First Impressions And Swatches: Naked Ultimate Basics Palette

Urban Decay has captured my heart when it comes to their Naked range, every time they announce a new palette I cannot wait to get my hands on it so of course when they announced the Naked Ultimate Basics filled I waited patiently for it to be released in the UK and here we are.


The Naked Ultimate Basics Palette is filled with twelve exclusive matte shadows and is what every Urban Decay lover out there has been dreaming of. It also has a huge mirror filling the opposite side and a cute two ended brush, both contributing to this palette being ideal for travel - it's sturdy packaging is lighter than it looks!

The majority of the twelve shadows are very neutral, of course this is expected from any Naked palette but of course there are the darker shades to allow a bit more fun and definition to your make-up look. 

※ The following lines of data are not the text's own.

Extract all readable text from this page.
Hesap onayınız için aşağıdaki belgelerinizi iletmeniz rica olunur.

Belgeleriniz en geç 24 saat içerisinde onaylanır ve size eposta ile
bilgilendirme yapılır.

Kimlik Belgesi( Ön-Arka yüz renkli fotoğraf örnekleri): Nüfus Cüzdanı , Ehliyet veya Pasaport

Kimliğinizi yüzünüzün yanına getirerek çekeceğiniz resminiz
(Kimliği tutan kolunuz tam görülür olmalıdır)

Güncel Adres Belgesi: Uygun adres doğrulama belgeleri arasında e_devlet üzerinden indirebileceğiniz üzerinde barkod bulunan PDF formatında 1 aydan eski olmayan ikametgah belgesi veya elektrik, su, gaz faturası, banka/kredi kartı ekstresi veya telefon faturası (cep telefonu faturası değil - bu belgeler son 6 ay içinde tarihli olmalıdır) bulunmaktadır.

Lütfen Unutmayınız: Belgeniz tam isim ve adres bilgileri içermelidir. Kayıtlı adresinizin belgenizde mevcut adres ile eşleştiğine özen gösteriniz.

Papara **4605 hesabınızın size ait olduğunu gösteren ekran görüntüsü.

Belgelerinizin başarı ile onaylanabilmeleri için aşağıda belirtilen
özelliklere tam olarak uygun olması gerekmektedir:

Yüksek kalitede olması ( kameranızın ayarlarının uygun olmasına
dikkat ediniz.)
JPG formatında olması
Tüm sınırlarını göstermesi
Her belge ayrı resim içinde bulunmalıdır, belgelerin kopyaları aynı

Blow - A demi-matte, which makes it the highlighting shade.
Nude - Exactly as it's named, a completely nude pink.
Commando - This is a is pale taupe.
Tempted - Pale brown.
Instinct - Pink-taupe.
Lethal - Darker brown with a red tone.
Pre-Game - Pale yellow.
Extra Bitter - Burnt orange - my favourite shade in this palette.
Faith - Medium brown.
Lockout - Pure darker matte brown.
Magnet - Gorgeous smoky grey.
Blackjack - Simple black.



It is safe to say I love this palette and I'm so glad Urban Decay listened to everyone's feeback because once again, they have done well! The shades are gorgeous and as always with Urban Decay shadows they're creamy, pigmented and long lasting and the whole range of colours are complimenting of one another.

Tell me your thoughts on the Urban Decay Naked Ultimate Basics palette! Are you a Naked lover like me?